On shoots, symptoms of bacterial blight and canker may be confused with those caused by the fungus Eutypa lata. Furthermore, symptoms may be confused with those of several other diseases such as cane and leaf spot caused by the fungus Phomopsis viticola, heavy infections by the fungus Sphaceloma ampelinum (but without brown discoloration of the xylem vessels), grapevine flavescence dorée phytoplasma, grapevine fan leaf virus, as well as with frost and hail damage (shot holes). Failure of spurs to sprout, dead branches and /or vascular browning can also be confused with symptoms caused by the wood fungi: Phaeoacremonium aleophilum, Phaeomoniella chlamydospora, Fomitiporia mediterranea, Botryosphaeria spp. or Verticillium spp. (Panagopoulos, 1988; EPPO, 2009; CABI, 2020).

Morphology

X. ampelinus is a Gram-negative rod with one polar flagellum. In culture, at 25°C, growth is very slow (and upon isolation on general media sometimes absent or overgrown by fast growing saprophytic bacteria that also may form yellow colonies); non-mucoid, smooth, yellow, round, entire colonies up to 2 mm in 7-10 days growth on yeast-peptone glucose agar. 

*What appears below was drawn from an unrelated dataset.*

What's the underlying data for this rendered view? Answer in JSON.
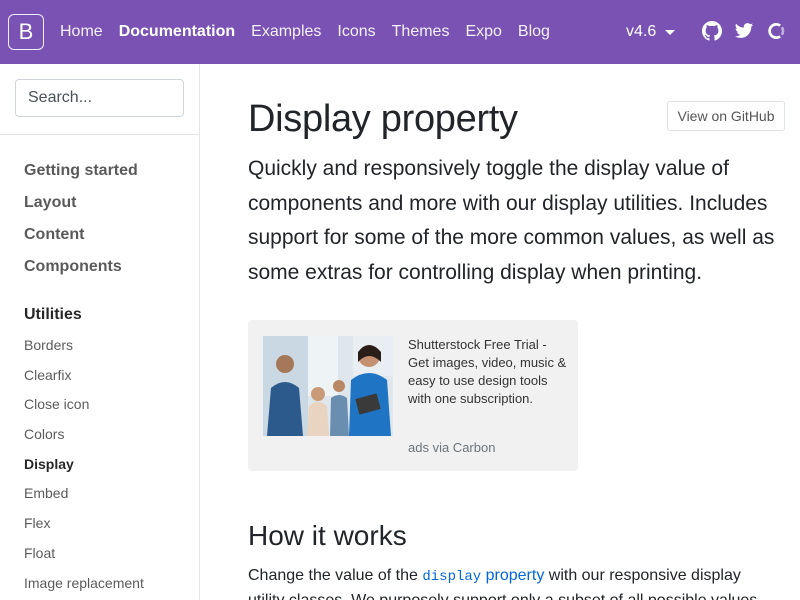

Detection and inspection methods

Inspection in the field

Visual inspection with symptom assessment in surveys or other field operations (e.g. advisory service) should be followed when possible by laboratory diagnosis.

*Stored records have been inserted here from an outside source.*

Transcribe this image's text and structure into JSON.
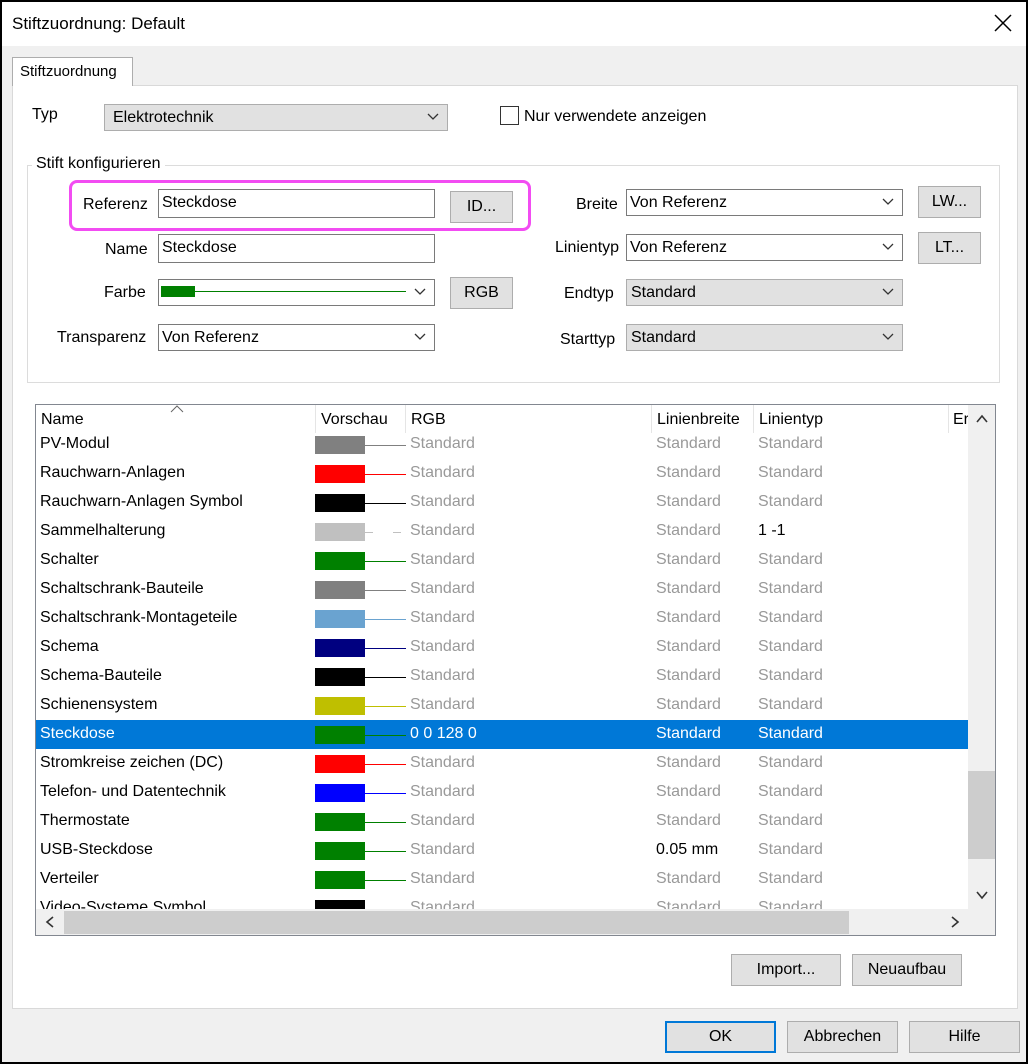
{
  "window": {
    "title": "Stiftzuordnung: Default"
  },
  "tab": {
    "label": "Stiftzuordnung"
  },
  "typ": {
    "label": "Typ",
    "value": "Elektrotechnik"
  },
  "nur_verwendete": {
    "label": "Nur verwendete anzeigen",
    "checked": false
  },
  "group": {
    "title": "Stift konfigurieren",
    "referenz": {
      "label": "Referenz",
      "value": "Steckdose",
      "button": "ID..."
    },
    "name": {
      "label": "Name",
      "value": "Steckdose"
    },
    "farbe": {
      "label": "Farbe",
      "color": "#008000",
      "button": "RGB"
    },
    "transparenz": {
      "label": "Transparenz",
      "value": "Von Referenz"
    },
    "breite": {
      "label": "Breite",
      "value": "Von Referenz",
      "button": "LW..."
    },
    "linientyp": {
      "label": "Linientyp",
      "value": "Von Referenz",
      "button": "LT..."
    },
    "endtyp": {
      "label": "Endtyp",
      "value": "Standard"
    },
    "starttyp": {
      "label": "Starttyp",
      "value": "Standard"
    }
  },
  "list": {
    "columns": [
      "Name",
      "Vorschau",
      "RGB",
      "Linienbreite",
      "Linientyp",
      "Er"
    ],
    "rows": [
      {
        "name": "PV-Modul",
        "color": "#808080",
        "rgb": "Standard",
        "width": "Standard",
        "linetype": "Standard"
      },
      {
        "name": "Rauchwarn-Anlagen",
        "color": "#ff0000",
        "rgb": "Standard",
        "width": "Standard",
        "linetype": "Standard"
      },
      {
        "name": "Rauchwarn-Anlagen Symbol",
        "color": "#000000",
        "rgb": "Standard",
        "width": "Standard",
        "linetype": "Standard"
      },
      {
        "name": "Sammelhalterung",
        "color": "#c0c0c0",
        "rgb": "Standard",
        "width": "Standard",
        "linetype": "1 -1",
        "dashed": true
      },
      {
        "name": "Schalter",
        "color": "#008000",
        "rgb": "Standard",
        "width": "Standard",
        "linetype": "Standard"
      },
      {
        "name": "Schaltschrank-Bauteile",
        "color": "#808080",
        "rgb": "Standard",
        "width": "Standard",
        "linetype": "Standard"
      },
      {
        "name": "Schaltschrank-Montageteile",
        "color": "#6aa3d0",
        "rgb": "Standard",
        "width": "Standard",
        "linetype": "Standard"
      },
      {
        "name": "Schema",
        "color": "#000080",
        "rgb": "Standard",
        "width": "Standard",
        "linetype": "Standard"
      },
      {
        "name": "Schema-Bauteile",
        "color": "#000000",
        "rgb": "Standard",
        "width": "Standard",
        "linetype": "Standard"
      },
      {
        "name": "Schienensystem",
        "color": "#bfbf00",
        "rgb": "Standard",
        "width": "Standard",
        "linetype": "Standard"
      },
      {
        "name": "Steckdose",
        "color": "#008000",
        "rgb": "0 0 128 0",
        "width": "Standard",
        "linetype": "Standard",
        "selected": true
      },
      {
        "name": "Stromkreise zeichen (DC)",
        "color": "#ff0000",
        "rgb": "Standard",
        "width": "Standard",
        "linetype": "Standard"
      },
      {
        "name": "Telefon- und Datentechnik",
        "color": "#0000ff",
        "rgb": "Standard",
        "width": "Standard",
        "linetype": "Standard"
      },
      {
        "name": "Thermostate",
        "color": "#008000",
        "rgb": "Standard",
        "width": "Standard",
        "linetype": "Standard"
      },
      {
        "name": "USB-Steckdose",
        "color": "#008000",
        "rgb": "Standard",
        "width": "0.05 mm",
        "linetype": "Standard"
      },
      {
        "name": "Verteiler",
        "color": "#008000",
        "rgb": "Standard",
        "width": "Standard",
        "linetype": "Standard"
      },
      {
        "name": "Video-Systeme Symbol",
        "color": "#000000",
        "rgb": "Standard",
        "width": "Standard",
        "linetype": "Standard"
      }
    ]
  },
  "buttons": {
    "import": "Import...",
    "neuaufbau": "Neuaufbau",
    "ok": "OK",
    "abbrechen": "Abbrechen",
    "hilfe": "Hilfe"
  }
}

Laboratory detection and diagnosis

Serologically X. ampelinus can be detected using immunofluorescent microscopy or (DAS-) ELISA. Monoclonal and polyclonal antisera are commercially available. Fatty acid analysis, conventional PCR and real-time PCR methods for detection and identification are described in the EPPO Standard on Xylophilus ampelinus (EPPO, 2009, also see Manceau et al., 2005 and Dreo et al., 2007). A pathogenicity test in the greenhouse, using young shoots according to Panagopoulos (1969) is detailed in the EPPO Standard. Enrichment of the bacteria in plant samples before isolation or PCR may be beneficial, especially in the case of suspected latent infections (Serfontein et al., 1997).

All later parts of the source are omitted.